Когда Шарандон наконец останавливается, девочка не двигается.
– Одевайся – и марш подавать на стол! – приказывает мужчина. – Я голоден…
Он исчезает в столовой, и пока Тама надевает рубашку, она слышит, как Шарандон разговаривает с женой:
– Не кормить ее, договорились?
Никакой еды в течение минимум двух дней. Вот что ее ждет, а еще будет гореть спина, это пострашнее, чем пустой желудок.
Едва Тама приехала в этот проклятый дом, как сразу поняла, что Шарандон – человек несдержанный. За прекрасным респектабельным фасадом скрывался монстр с бесконтрольными припадками ярости. Тама никак не может забыть день, когда он забил лопатой кошку только из-за того, что бедное животное куснуло Адину, которая пыталась ее поймать. Шарандон набросился на кошку, и то, что Тама тогда увидела в его взгляде, она видела каждый раз, когда он наказывал ее. Холодное нездоровое удовлетворение.
Тама часто повторяет себе, что, если бы ее не было в этом доме, он бы отводил душу на своей жене или детях.
Да, Тама уверена. Однажды он убьет ее. Как убил ту бедную кошку.
Без сожаления. Без угрызений совести.
Около десяти тридцати вечера Таме наконец разрешается идти спать. Спина страшно болит, девочке снова не уснуть. Ей кажется, что какой-то когтистый демон безостановочно терзает ее.
Сидя на своем убогом ложе, она рассматривает настольную лампу. Глиняная ножка, бледно-розовый абажур, Таме очень нравится эта лампа. Ее теплый свет – одна из немногих вещей, которые ее успокаивают.
Она слышит звуки фильма, значит Шарандоны ложатся спать. Они всегда быстро засыпают. Вероятно, совесть у них чиста…
В доме наступает тишина, Тама не выключает лампу. Отдохнуть она может только ночью, но, кроме того, ночь – единственный момент, когда ей ничего не угрожает.
Спустя несколько мгновений она слышит раздающиеся в кухне легкие шаги, потом кто-то осторожно три раза стучит в ее дверь. В дверном проеме показывается лицо Адины. Девочка приближается, у нее в руках тюбик с кремом.
– Это тебе, – шепчет она. – Для спины…
Тама так удивлена, что ничего не отвечает.
– Сними-ка футболку.
Адина аккуратно наносит крем на горящую кожу. Когда она заканчивает, Тама снова надевает футболку.

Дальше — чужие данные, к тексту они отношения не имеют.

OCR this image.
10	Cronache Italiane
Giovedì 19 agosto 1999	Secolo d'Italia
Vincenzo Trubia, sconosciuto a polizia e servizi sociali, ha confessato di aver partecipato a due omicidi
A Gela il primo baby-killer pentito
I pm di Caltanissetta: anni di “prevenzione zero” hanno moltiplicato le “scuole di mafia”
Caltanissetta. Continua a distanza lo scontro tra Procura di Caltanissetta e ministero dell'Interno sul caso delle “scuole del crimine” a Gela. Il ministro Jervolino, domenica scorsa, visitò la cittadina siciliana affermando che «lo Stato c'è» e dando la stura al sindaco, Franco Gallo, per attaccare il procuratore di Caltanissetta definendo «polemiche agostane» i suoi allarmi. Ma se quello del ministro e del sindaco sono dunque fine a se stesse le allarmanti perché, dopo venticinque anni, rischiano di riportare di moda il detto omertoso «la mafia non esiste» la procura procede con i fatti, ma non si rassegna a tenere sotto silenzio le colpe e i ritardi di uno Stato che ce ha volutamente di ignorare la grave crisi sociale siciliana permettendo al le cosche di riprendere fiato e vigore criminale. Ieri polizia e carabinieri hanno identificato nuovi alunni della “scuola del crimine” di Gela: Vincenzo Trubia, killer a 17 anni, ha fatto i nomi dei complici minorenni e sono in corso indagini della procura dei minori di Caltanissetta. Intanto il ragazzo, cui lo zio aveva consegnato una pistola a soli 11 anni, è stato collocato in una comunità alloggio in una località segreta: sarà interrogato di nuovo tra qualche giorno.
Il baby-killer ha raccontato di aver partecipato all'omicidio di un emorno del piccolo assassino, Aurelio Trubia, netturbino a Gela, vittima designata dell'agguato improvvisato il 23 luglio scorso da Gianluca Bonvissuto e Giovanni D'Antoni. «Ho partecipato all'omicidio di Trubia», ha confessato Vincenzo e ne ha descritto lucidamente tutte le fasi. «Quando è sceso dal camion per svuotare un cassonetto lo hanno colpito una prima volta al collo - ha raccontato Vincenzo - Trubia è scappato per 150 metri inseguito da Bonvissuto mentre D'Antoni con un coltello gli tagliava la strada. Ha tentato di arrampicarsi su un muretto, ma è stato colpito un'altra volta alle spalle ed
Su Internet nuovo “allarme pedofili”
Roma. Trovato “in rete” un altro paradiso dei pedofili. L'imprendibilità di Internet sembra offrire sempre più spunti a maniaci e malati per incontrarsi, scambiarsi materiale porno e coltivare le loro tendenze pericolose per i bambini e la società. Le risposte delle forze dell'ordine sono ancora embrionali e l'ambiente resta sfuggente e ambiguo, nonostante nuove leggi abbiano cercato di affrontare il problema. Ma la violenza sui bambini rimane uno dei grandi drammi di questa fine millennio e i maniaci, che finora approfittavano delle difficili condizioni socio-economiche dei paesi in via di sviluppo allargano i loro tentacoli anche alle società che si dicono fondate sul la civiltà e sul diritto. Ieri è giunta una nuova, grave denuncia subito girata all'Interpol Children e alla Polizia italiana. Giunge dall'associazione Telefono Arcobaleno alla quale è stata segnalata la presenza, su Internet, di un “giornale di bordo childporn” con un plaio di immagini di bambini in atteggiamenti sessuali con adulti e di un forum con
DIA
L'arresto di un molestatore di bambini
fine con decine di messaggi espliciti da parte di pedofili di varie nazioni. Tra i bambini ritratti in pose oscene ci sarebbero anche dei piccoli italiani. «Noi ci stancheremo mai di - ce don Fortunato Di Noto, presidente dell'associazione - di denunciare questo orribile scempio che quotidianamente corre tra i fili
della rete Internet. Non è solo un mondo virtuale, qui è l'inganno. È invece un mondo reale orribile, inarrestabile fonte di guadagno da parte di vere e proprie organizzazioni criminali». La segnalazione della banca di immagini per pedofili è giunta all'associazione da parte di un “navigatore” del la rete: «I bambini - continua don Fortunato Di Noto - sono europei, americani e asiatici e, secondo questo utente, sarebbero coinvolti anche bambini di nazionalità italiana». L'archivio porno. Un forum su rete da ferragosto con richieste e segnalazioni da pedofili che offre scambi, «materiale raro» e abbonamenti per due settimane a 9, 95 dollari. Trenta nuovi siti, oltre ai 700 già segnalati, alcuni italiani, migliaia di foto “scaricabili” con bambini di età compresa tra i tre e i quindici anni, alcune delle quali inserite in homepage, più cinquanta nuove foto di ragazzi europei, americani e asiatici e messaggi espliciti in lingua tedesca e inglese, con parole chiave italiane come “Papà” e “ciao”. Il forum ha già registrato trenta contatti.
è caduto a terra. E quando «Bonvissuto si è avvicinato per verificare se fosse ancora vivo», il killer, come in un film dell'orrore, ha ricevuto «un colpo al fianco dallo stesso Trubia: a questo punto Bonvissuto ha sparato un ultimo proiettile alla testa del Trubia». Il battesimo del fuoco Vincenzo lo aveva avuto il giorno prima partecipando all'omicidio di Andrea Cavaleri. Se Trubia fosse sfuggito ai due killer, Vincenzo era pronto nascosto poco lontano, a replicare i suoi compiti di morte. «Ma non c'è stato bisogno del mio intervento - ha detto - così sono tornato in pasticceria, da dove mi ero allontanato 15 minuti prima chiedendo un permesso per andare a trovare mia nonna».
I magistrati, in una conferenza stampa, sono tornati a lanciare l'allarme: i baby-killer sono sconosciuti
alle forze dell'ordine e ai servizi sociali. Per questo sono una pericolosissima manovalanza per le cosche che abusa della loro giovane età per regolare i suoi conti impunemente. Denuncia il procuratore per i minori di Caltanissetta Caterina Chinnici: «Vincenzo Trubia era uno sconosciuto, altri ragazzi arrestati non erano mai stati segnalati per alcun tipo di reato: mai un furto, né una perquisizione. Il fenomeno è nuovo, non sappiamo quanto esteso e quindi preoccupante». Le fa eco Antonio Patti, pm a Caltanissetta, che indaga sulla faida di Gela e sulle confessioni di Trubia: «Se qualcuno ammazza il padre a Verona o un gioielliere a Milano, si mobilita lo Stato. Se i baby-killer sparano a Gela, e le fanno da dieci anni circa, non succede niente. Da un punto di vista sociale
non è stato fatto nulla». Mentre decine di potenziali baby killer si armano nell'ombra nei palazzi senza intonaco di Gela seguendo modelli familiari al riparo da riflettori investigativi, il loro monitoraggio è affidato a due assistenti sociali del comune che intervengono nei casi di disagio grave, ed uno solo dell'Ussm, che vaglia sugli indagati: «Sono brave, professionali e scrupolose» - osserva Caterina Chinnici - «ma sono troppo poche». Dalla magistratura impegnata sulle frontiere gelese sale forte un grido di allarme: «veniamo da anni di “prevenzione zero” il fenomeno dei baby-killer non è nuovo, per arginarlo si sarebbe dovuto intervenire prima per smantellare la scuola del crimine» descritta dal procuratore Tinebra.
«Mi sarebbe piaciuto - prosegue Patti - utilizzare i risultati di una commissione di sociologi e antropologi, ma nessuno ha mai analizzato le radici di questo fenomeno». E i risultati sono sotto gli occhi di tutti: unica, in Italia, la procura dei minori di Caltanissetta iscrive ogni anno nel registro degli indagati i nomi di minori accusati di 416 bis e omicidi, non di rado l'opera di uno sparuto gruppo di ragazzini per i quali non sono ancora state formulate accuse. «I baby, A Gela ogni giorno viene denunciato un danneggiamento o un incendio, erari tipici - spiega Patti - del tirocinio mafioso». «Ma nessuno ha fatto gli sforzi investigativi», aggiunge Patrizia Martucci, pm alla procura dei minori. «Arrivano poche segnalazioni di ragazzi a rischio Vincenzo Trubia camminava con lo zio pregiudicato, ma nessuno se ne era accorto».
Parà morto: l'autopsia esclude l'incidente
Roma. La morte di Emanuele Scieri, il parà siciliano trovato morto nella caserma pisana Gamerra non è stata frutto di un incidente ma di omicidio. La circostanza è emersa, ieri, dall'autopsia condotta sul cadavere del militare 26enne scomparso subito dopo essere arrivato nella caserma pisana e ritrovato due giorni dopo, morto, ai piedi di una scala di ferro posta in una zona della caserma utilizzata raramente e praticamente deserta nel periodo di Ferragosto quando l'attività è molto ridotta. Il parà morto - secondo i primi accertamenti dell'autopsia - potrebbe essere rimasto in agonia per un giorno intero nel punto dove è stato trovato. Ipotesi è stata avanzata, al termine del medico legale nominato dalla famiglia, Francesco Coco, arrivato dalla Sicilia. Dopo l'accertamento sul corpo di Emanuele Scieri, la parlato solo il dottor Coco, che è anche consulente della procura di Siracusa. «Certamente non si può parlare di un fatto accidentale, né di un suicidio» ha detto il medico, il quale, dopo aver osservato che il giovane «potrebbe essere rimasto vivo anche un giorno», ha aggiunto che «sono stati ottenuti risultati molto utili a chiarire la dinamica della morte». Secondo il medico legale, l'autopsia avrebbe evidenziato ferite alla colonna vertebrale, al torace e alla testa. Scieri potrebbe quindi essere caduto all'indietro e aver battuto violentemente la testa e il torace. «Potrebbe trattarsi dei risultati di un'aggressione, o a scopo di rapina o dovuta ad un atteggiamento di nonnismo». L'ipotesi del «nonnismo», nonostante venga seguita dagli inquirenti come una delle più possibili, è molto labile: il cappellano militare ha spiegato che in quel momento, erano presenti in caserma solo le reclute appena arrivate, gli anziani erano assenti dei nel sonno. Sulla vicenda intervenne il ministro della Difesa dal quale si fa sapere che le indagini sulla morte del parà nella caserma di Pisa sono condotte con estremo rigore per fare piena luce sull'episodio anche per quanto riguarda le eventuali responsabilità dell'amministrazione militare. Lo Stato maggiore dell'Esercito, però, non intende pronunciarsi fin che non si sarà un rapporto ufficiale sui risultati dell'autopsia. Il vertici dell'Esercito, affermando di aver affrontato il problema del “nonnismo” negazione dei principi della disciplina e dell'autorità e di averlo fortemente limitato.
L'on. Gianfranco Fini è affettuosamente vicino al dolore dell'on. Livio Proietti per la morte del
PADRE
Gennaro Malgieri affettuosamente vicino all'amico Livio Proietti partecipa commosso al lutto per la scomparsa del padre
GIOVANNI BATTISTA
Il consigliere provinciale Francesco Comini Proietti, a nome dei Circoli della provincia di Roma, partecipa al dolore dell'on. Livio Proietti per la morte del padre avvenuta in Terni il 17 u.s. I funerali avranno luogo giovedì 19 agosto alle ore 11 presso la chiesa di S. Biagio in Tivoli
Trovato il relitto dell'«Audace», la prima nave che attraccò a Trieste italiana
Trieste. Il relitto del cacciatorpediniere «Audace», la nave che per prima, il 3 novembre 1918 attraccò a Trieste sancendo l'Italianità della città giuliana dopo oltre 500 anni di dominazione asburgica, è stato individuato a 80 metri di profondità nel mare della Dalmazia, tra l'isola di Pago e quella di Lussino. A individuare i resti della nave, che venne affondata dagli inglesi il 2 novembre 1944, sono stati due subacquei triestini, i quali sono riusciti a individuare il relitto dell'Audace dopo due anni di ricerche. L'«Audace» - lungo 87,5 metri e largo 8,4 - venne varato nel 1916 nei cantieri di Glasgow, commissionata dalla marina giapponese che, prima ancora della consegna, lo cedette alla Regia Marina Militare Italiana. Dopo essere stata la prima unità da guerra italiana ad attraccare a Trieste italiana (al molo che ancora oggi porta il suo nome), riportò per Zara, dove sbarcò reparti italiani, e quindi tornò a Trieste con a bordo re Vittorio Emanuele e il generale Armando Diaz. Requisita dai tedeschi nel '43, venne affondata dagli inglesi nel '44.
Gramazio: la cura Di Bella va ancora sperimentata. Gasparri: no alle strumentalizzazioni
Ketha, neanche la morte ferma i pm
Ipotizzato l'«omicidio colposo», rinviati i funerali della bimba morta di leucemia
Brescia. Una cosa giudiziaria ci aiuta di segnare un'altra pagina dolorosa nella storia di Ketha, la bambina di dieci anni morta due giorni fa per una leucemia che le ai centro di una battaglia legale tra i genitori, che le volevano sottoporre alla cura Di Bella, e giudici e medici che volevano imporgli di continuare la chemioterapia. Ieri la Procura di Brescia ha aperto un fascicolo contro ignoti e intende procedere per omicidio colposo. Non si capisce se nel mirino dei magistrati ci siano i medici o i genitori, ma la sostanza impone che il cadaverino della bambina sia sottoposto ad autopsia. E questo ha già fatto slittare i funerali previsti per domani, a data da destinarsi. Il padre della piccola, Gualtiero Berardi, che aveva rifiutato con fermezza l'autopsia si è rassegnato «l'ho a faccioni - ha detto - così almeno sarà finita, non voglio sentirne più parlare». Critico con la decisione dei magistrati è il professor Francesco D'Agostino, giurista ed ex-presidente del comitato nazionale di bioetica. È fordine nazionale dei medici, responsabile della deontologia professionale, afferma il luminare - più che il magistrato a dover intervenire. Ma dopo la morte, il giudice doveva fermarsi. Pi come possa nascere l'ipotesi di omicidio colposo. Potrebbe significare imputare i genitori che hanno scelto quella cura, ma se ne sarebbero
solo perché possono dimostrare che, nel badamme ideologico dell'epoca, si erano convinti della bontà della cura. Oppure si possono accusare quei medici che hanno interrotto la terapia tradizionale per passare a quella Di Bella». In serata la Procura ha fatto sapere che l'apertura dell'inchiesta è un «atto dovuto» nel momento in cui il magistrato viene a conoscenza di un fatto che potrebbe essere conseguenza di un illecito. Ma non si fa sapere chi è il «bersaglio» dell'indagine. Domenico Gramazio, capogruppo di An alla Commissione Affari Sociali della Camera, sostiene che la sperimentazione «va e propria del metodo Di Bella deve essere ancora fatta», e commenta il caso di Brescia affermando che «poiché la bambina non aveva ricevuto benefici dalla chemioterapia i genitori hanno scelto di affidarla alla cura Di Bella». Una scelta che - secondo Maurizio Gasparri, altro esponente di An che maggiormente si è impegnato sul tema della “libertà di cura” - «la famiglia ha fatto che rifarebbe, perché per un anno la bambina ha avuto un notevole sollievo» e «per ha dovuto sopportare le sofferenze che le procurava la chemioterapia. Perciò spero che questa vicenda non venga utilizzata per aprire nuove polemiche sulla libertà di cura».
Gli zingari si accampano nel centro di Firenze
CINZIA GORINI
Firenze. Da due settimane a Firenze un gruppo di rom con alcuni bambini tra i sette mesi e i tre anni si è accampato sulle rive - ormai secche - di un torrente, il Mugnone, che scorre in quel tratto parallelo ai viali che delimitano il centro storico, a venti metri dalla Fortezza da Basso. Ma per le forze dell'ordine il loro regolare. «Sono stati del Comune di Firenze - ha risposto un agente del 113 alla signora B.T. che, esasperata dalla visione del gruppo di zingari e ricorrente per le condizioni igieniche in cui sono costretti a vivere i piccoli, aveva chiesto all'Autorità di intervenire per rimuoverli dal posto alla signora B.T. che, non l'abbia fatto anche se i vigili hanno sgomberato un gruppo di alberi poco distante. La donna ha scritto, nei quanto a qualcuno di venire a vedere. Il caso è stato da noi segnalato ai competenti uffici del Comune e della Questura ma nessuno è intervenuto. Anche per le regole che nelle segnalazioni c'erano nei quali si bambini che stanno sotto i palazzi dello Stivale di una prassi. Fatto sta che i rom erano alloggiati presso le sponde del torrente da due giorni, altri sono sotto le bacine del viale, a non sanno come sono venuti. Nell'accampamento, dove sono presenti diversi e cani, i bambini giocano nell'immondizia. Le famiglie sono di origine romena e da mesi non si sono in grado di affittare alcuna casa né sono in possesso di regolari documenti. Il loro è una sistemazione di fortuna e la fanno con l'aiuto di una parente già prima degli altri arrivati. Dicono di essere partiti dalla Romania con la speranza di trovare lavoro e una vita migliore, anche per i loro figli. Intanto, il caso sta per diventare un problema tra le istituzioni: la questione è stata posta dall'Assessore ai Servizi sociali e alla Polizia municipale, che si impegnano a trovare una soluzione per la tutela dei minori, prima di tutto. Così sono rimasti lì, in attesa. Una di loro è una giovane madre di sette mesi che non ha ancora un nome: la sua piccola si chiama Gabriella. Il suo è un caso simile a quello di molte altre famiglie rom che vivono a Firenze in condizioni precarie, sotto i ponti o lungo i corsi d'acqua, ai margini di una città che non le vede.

– Только никому не говори, – просит Адина. – Договорились?
– Конечно, не волнуйся… Спасибо.
– Спокойной ночи! – говорит Адина и на цыпочках выходит из постирочной.
– Спокойной ночи!
Дверь закрывается, и Тама поворачивается на бок, а затем выключает свет. Она тут же с улыбкой засыпает.